Brasília se despede de um astro. Não qualquer um, mas o primeiro astro da capital. Natural de Inhumas (GO), Fernando Lopes morreu, nesta terça-feira (4), aos 93 anos, em Brasília, onde passou a maior parte da vida.
No início da carreira, o jovem intérprete de músicas românticas transitava entre Inhumas (GO) e Goiânia, assim como de profissão. Quando anoitecia, o gerente de uma loja de tecidos dava lugar ao artista de timbre encorpado, característica comum aos seus antecessores — cantores como Silvio Caldas, Orlando Silva e Carlos Gardel.
O destaque veio rápido. Em 1959, com apenas 21 anos, foi contratado pela Rádio Nacional de Brasília e, devido ao carisma, logo fez amizade com o então presidente Juscelino Kubitschek.
Com voz de saudade, o também artista Tião Rodrigues conta com detalhes as lembranças do amigo. Os dois se conheceram em 1971, um ano após Lopes deixar a rádio e migrar para a TV Nacional, onde apresentava um programa de Show de Talentos.
“Ele veio para cá também porque era muito complicado trazer artistas do Rio de Janeiro. Ele veio como o primeiro artista contratado da Rádio Nacional. Ele é formado em canto pela Escola Técnica de Goiânia. Era um tempo em que as escolas técnicas formavam músicos. Também era um período em que os cantores mexicanos, como Miguel Aceves Mejía, eram bem populares no Brasil, antes mesmo da bossa nova”, detalhou.
Rodrigues contou ainda, em entrevista ao Jornal de Brasília, que Fernando Lopes é o nome artístico. Isso porque lhe disseram que “Eduardo Gomes” não caía bem como alcunha para um cantor da época. Em pouco tempo, o novo nome se tornou conhecido.
“Ele veio como uma grande atração e se destacou tanto, que, na sequência, virou o cantor favorito do JK, a ponto da Sarah Kubitschek olhar para ele e brincar: ‘já vai levar meu marido para farra'”, lembrou.
A cidade ainda estava em construção, e a Rádio servia de ponte entre os trabalhadores da nova capital e seus familiares, que moravam em diferentes regiões do país. Além disso, o veículo teve outro papel fundamental.
“Foi através dos chamamentos da Rádio Nacional, da nossa participação no acampamento, que nós fazíamos o convite para o nordestino, para ajudar Juscelino a construir a capital da República”, disse Lopes em entrevista à EBC (Empresa Brasil de Comunicação) em 2022.
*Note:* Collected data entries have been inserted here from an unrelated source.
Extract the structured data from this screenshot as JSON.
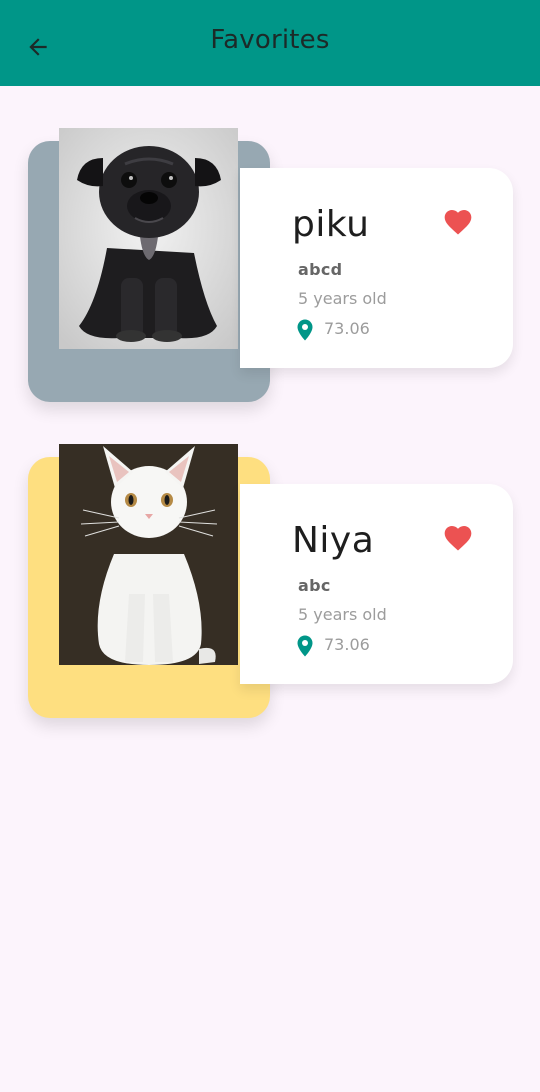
{
  "app_bar": {
    "title": "Favorites",
    "back_icon": "arrow-back-icon",
    "color": "#009688"
  },
  "favorites": [
    {
      "name": "piku",
      "breed": "abcd",
      "age": "5 years old",
      "distance": "73.06",
      "card_color": "#97a8b2",
      "photo": "black pug puppy",
      "favorite": true
    },
    {
      "name": "Niya",
      "breed": "abc",
      "age": "5 years old",
      "distance": "73.06",
      "card_color": "#fedf80",
      "photo": "white cat",
      "favorite": true
    }
  ],
  "colors": {
    "heart": "#ec5252",
    "location": "#009688",
    "background": "#fcf4fc"
  }
}
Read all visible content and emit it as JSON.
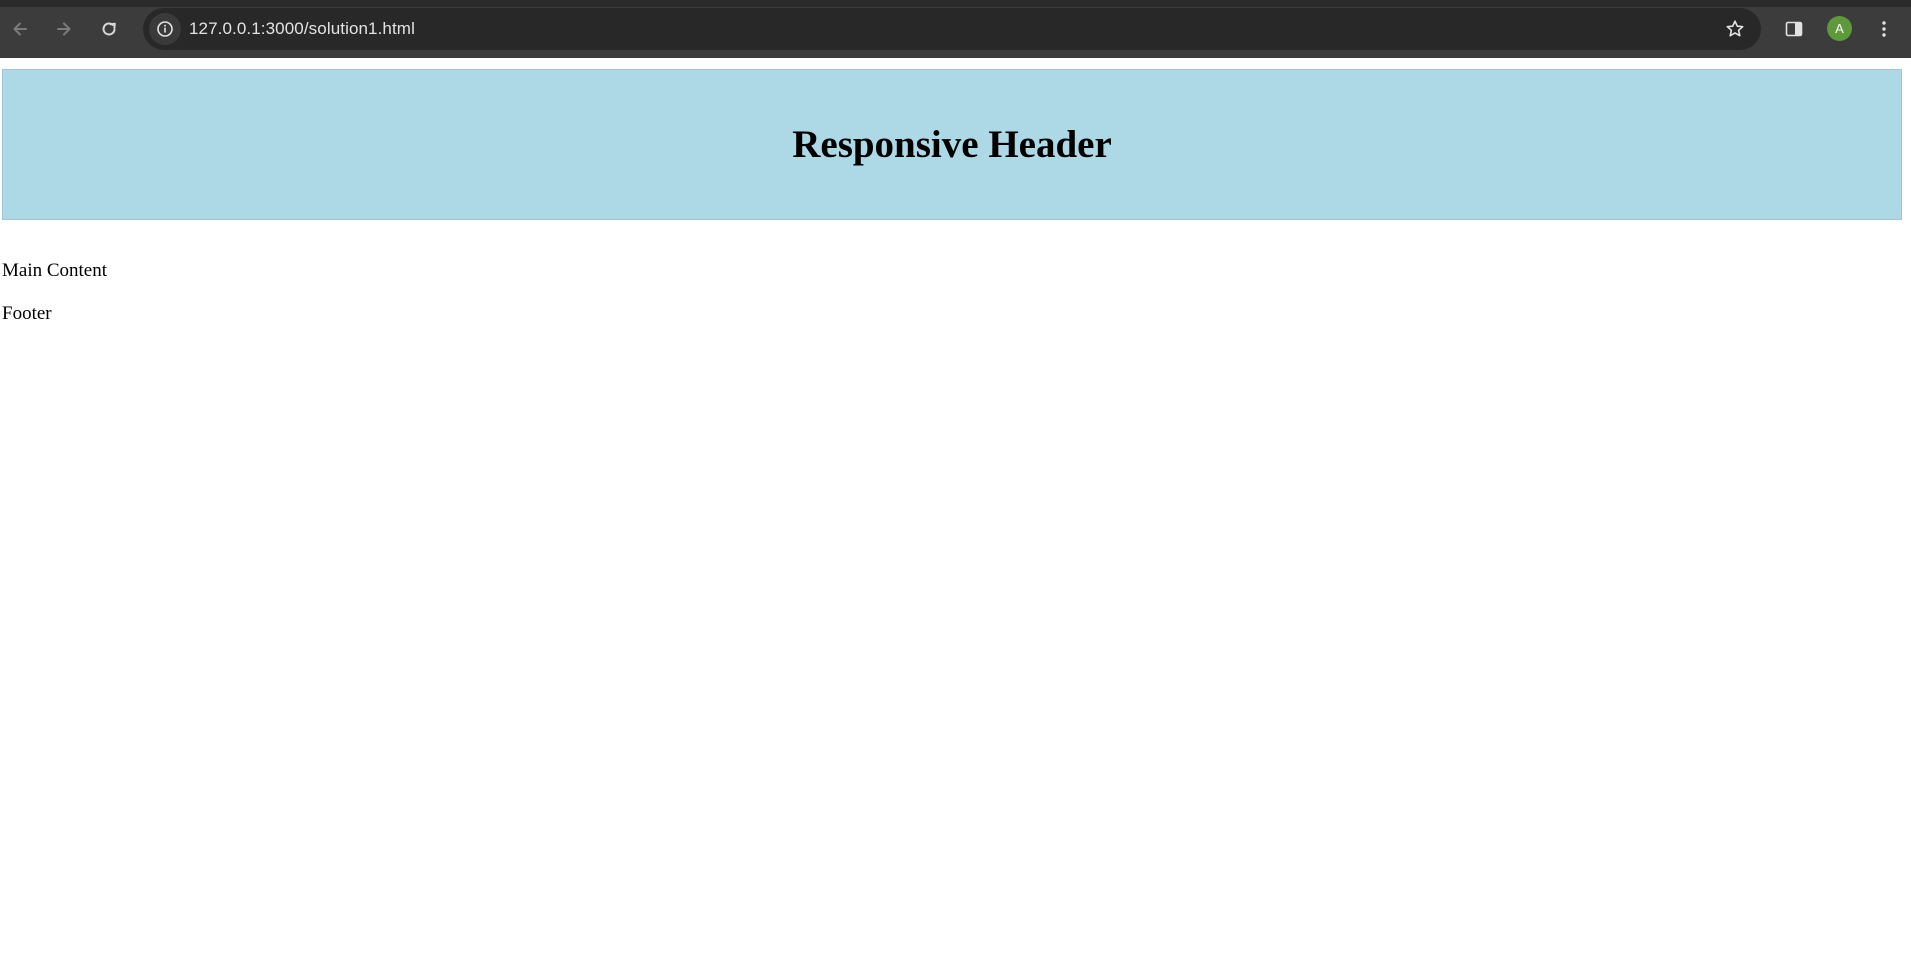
{
  "browser": {
    "url": "127.0.0.1:3000/solution1.html",
    "profile_initial": "A",
    "icons": {
      "back": "arrow-left-icon",
      "forward": "arrow-right-icon",
      "reload": "reload-icon",
      "site_info": "info-icon",
      "bookmark": "star-icon",
      "side_panel": "side-panel-icon",
      "menu": "kebab-menu-icon"
    },
    "colors": {
      "toolbar": "#3c3c3c",
      "omnibox": "#282828",
      "avatar": "#5f9a3a"
    }
  },
  "page": {
    "header_title": "Responsive Header",
    "main_text": "Main Content",
    "footer_text": "Footer",
    "colors": {
      "header_bg": "#add8e6"
    }
  }
}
Lopes permaneceu em Brasília e, em 1970, na TV Nacional, virou apresentador.
“Ele era um homem bonito e elegante, com ternos feitos por alfaiates e sapatos sempre impecáveis”, contou Rodrigues.
Racismo
Mesmo tendo carisma, elegância e popularidade, Lopes ainda precisou ter jogo de cintura para lidar com algumas situações. Como na época as rádios eram mais populares que a TV, muitos não o reconheciam.
“Teve um momento em que ele foi jantar no Hotel Nacional, e o gerente pediu para ele entrar pela porta dos fundos. Depois isso foi superado, porque ele ficou sabendo que o Lopes era o cantor da Rádio Nacional. Foram situações que ele sempre tirou de letra”, explicou Rodrigues.
Para situar a relevância artística do amigo, Rodrigues faz o seguinte paralelo: “Ele superou essa questão porque se tornou um astro de Brasília. Um cara não vai fazer uma coisa desse tipo com um Pelé ou um Ronaldinho Gaúcho da vida”.
Despedida
Lopes amou a música intensamente e nunca deixou de cantar. Cantava três ou quatro músicas no Bar Grau e também foi responsável por lotar o Feitiço Mineiro. Mais de 100 pessoas ainda ficaram de fora, por terem chegado um pouco mais tarde. O show contou ainda com a presença de Paulo Pestana e Heraldo Pereira.
Fernando Lopes será enterrado na tarde desta quarta-feira (5), entre amigos e familiares.